First Shots: Smith & Wesson Shield Plus
Back in 2012, Smith & Wesson released their subcompact M&P Shield 9mm, now referred to as the 1.0. In 2017, they rolled out a new Shield 2.0 version. The latest, and possibly best, variation of the Shield 9mm line is the Smith & Wesson Shield Plus. Here are a few thoughts on the Shield Plus after my first two sessions with it.
Frame of reference
First, let’s look at the perspective I will be using. I owned a Shield 2.0 and was happy with it. The gun performed well and concealed well. The trigger on the 2.0 was an improvement over the 1.0 version I shot, but to be honest, I’ve never loved the hinged trigger setup of the line. Still, the Shield 2.0 was my EDC…until I shot the Sig P365. I tried one as a rental and I was hooked. Soon, my Shield 2.0 was sold and the P365 was my new EDC. I’ve included some pictures of the P365 with a 12-round magazine for comparison.
Let’s face it, the P365 changed the subcompact market. It brought an increased capacity to the class and gave the competition a new target to shoot for. Later competitors like the Springfield Armory Hellcat increased that capacity. The Shield Plus does also. It comes with a flush-fit 10-round magazine and a 13-round extended mag.

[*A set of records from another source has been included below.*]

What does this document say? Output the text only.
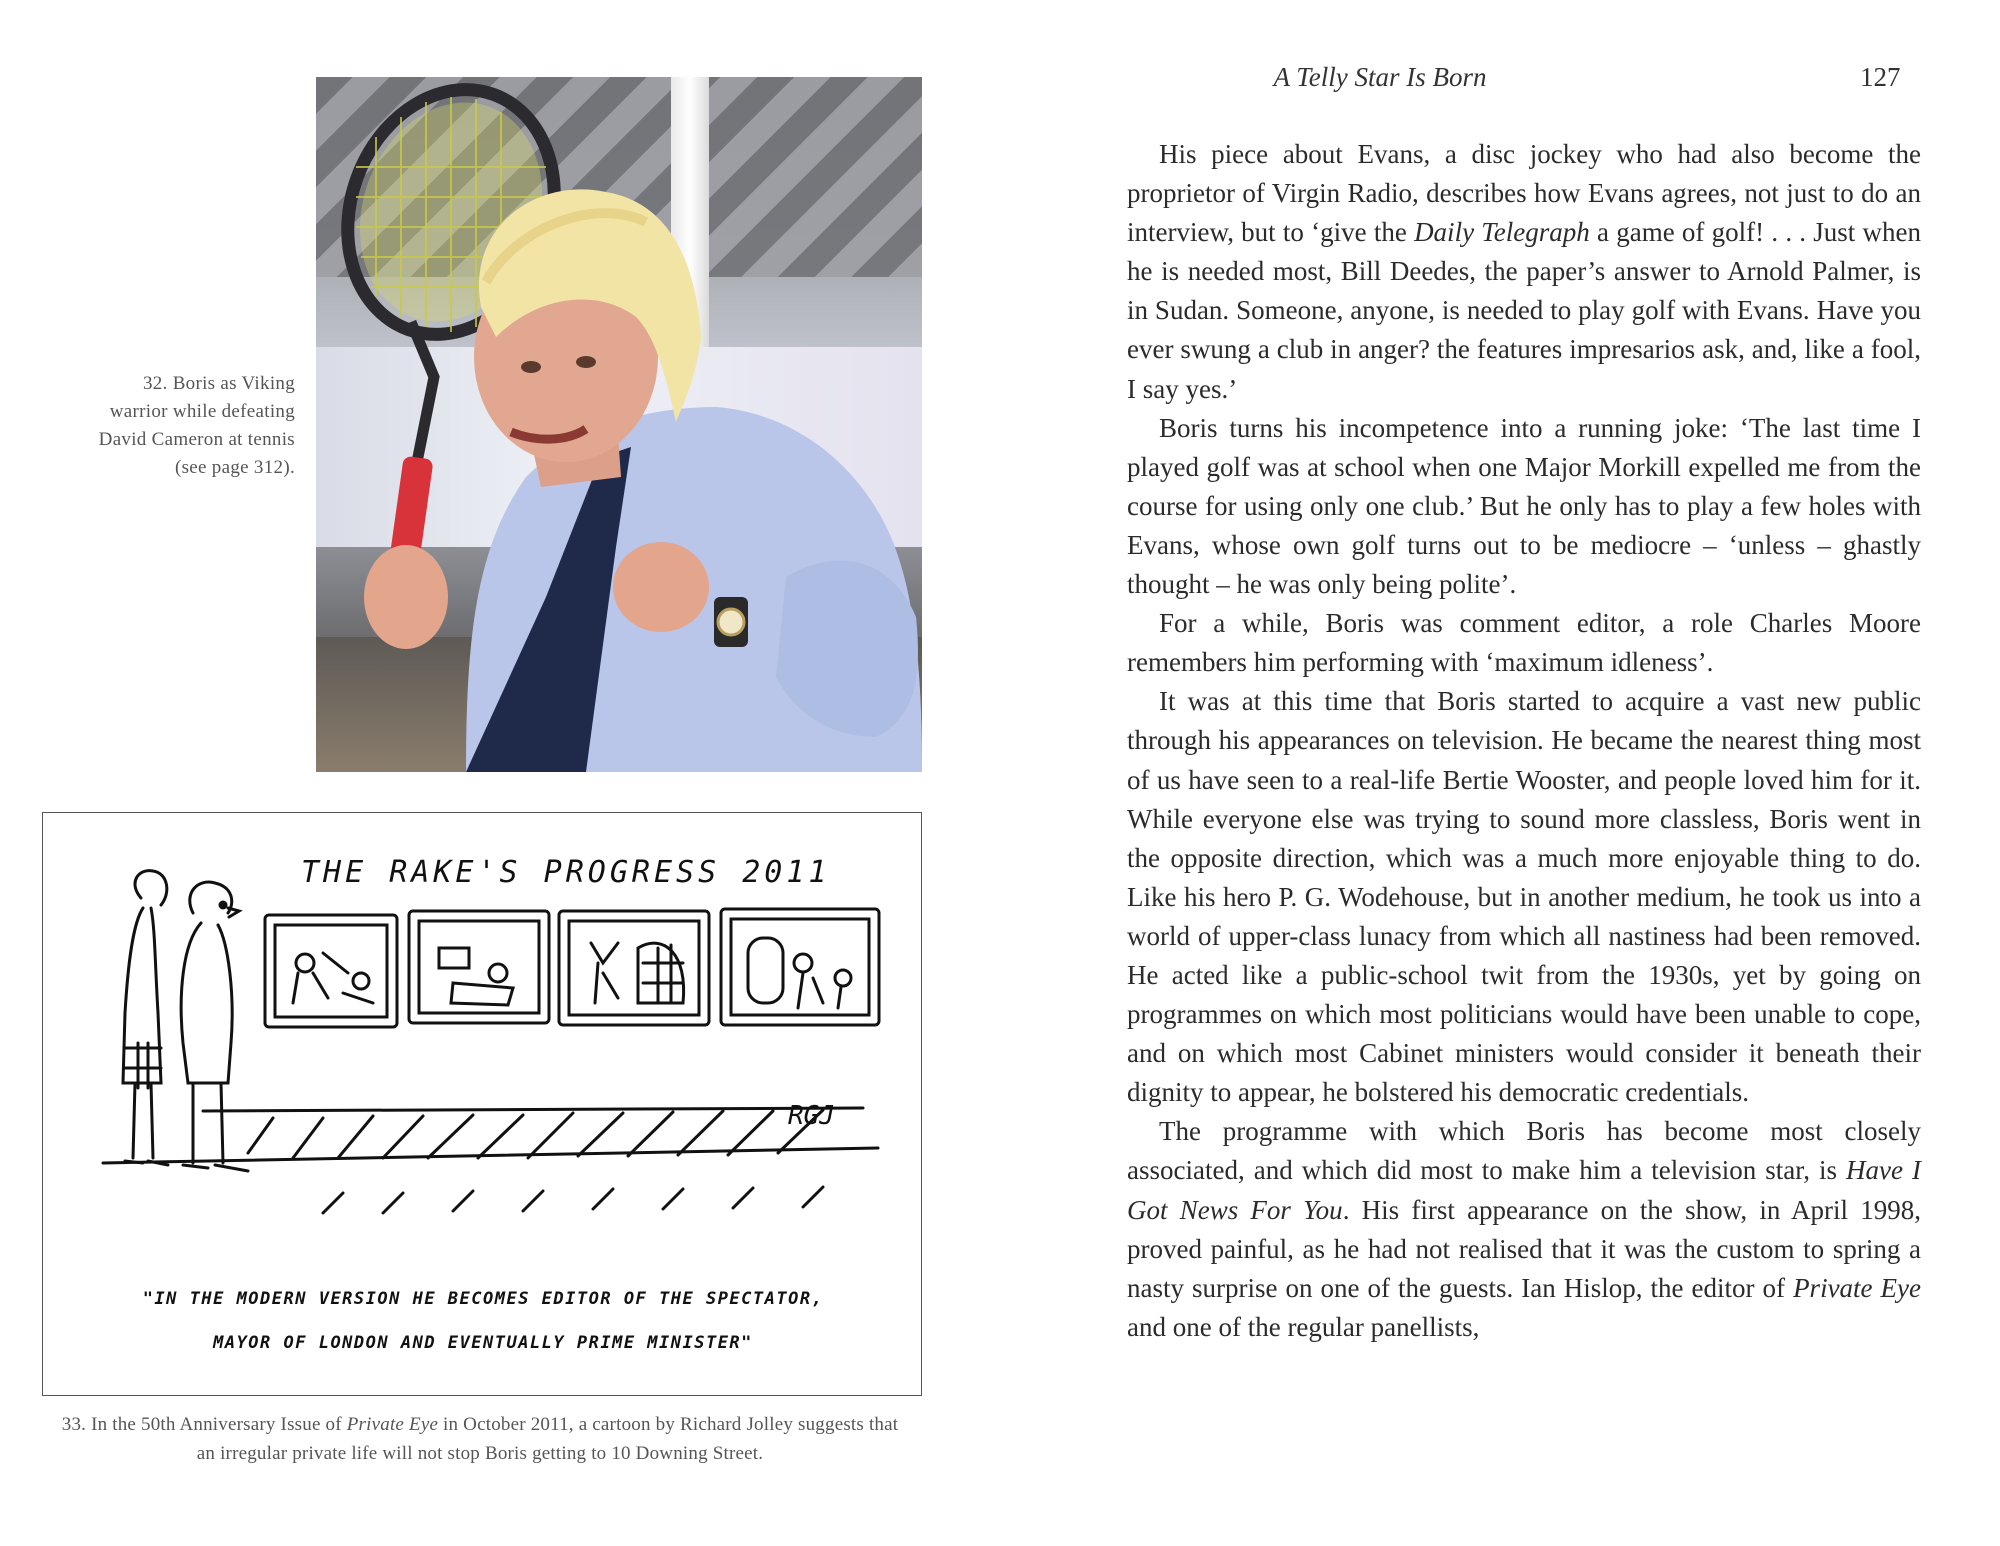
32. Boris as Viking
warrior while defeating
David Cameron at tennis
(see page 312).
THE RAKE'S PROGRESS 2011
RGJ
"IN THE MODERN VERSION HE BECOMES EDITOR OF THE SPECTATOR,
MAYOR OF LONDON AND EVENTUALLY PRIME MINISTER"
33. In the 50th Anniversary Issue of Private Eye in October 2011, a cartoon by Richard Jolley suggests that an irregular private life will not stop Boris getting to 10 Downing Street.
A Telly Star Is Born	127

His piece about Evans, a disc jockey who had also become the proprietor of Virgin Radio, describes how Evans agrees, not just to do an interview, but to ‘give the Daily Telegraph a game of golf! . . . Just when he is needed most, Bill Deedes, the paper’s answer to Arnold Palmer, is in Sudan. Someone, anyone, is needed to play golf with Evans. Have you ever swung a club in anger? the features impresarios ask, and, like a fool, I say yes.’

Boris turns his incompetence into a running joke: ‘The last time I played golf was at school when one Major Morkill expelled me from the course for using only one club.’ But he only has to play a few holes with Evans, whose own golf turns out to be mediocre – ‘unless – ghastly thought – he was only being polite’.

For a while, Boris was comment editor, a role Charles Moore remembers him performing with ‘maximum idleness’.

It was at this time that Boris started to acquire a vast new public through his appearances on television. He became the nearest thing most of us have seen to a real-life Bertie Wooster, and people loved him for it. While everyone else was trying to sound more classless, Boris went in the opposite direction, which was a much more enjoyable thing to do. Like his hero P. G. Wodehouse, but in another medium, he took us into a world of upper-class lunacy from which all nastiness had been removed. He acted like a public-school twit from the 1930s, yet by going on programmes on which most politicians would have been unable to cope, and on which most Cabinet ministers would consider it beneath their dignity to appear, he bolstered his democratic credentials.

The programme with which Boris has become most closely associated, and which did most to make him a television star, is Have I Got News For You. His first appearance on the show, in April 1998, proved painful, as he had not realised that it was the custom to spring a nasty surprise on one of the guests. Ian Hislop, the editor of Private Eye and one of the regular panellists,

Picking up the Shield Plus, I noticed the difference in the grip texture. The 1.0 had a grip texture that was not a fan favorite. The 2.0 upped the texture considerably. The much more aggressive texture was often compared to the tape on skateboard decks. Some carriers found it to be a little too rough. The Shield Plus splits the difference. It is more aggressive than the 1.0 while being less rough than the 2.0. Smith & Wesson tried to create a warm cup of porridge in the compromise, and I think they succeeded.
The other immediate difference to notice is the trigger. Gone is the hinged trigger, now replaced with a flat-faced trigger that breaks nice and clean at about 90 degrees. It is definitely an improvement over the 2.0.
The interesting part here is that the Plus slide is still as slender as the single stack 2.0 version. I’m told that the Plus will work in holsters made for the 2.0, but I did not try this myself. My research says that it will work in most cases, but always make sure you check your holster fit yourself. The size difference is really just in the girth of the grip.
Shooting the Smith & Wesson Shield Plus
Let’s jump right into it. This gun shoots nicely. I put about 200 rounds through the gun in total. There was a mix of CCI and Norma, both in 115-grain FMJ. I did some slow fire to get used to the gun, then picked up the pace. I stayed in the 5-15 yard distances for the purposes of this review.
The Plus comes with steel, 3 dot sights and they shoot nicely. The X-ray night sights on my P365 may be a little better, but the Plus sights are perfectly usable.
The trigger is definitely an improvement over the 2.0. As I mentioned earlier, I was never a fan of the hinged trigger. Frankly, it was really the only knock I had on the 2.0. I’ve become a fan of flat triggers in the past year and the version on the Plus was very good. Smooth take-up and broke nicely. It was easy to shoot well. The reset was pretty short as well.
The recoil impulse on it is good. It may actually be better than my P365. The grips were tacky enough to keep a good purchase on the gun and it felt just a bit less snappy than my Sig. If you are recoil sensitive, this could be an even bigger consideration than it is for me.
The metal mags performed as I expected. I’ve never had a reliability issue with S&W magazines and didn’t expect any here. The one thing I will complain about is the filler they use on the extended mag. That little jigsaw puzzle piece can move on you. I ran into this with the 8-round mags on my 2.0. If you changed mags quickly and slapped one in, it was possible to pinch your hand in them. Let me tell you, it will definitely wake you up. Come on S&W, just make those floor plates one piece. I used my Pitbull Tactical mag carriers (which I originally bought for my 2.0) during the test.
The Shield Plus keeps the fish scale slide serrations on the front and back like the 2.0 had. They’re useable without being super aggressive. The Plus also uses their Armornite finish. I live in South Florida, so sweat and humidity are a real concern. I had no complaints with the Armornite finish on my 2.0 and would expect the same level of quality on the Shield Plus. Frankly, the Armornite seems to hold up better than the Nitron finish on my P365.
Hey, this is just my opinion based on a sample size of 1, but I think this is a great little gun. Unlike the Beretta APX A1, I’d have no hesitation in recommending it to family or friends. In fact, if it was for a newer shooter, I may recommend it more highly because of the recoil impulse. The P365 is a snappy gun and the Hellcat is even more so. The Plus already has plenty of holsters and accessory options.
Will I be replacing my P365 with a Smith & Wesson Shield Plus? Not likely. To be honest, if the Plus had come out first, I probably wouldn’t give it up in favor of the P365. The guns are evenly matched in my mind. But I’m not going to make the switch to get 1 more round. Still, if my wife decides to get me one for Christmas, there could be a change in the future.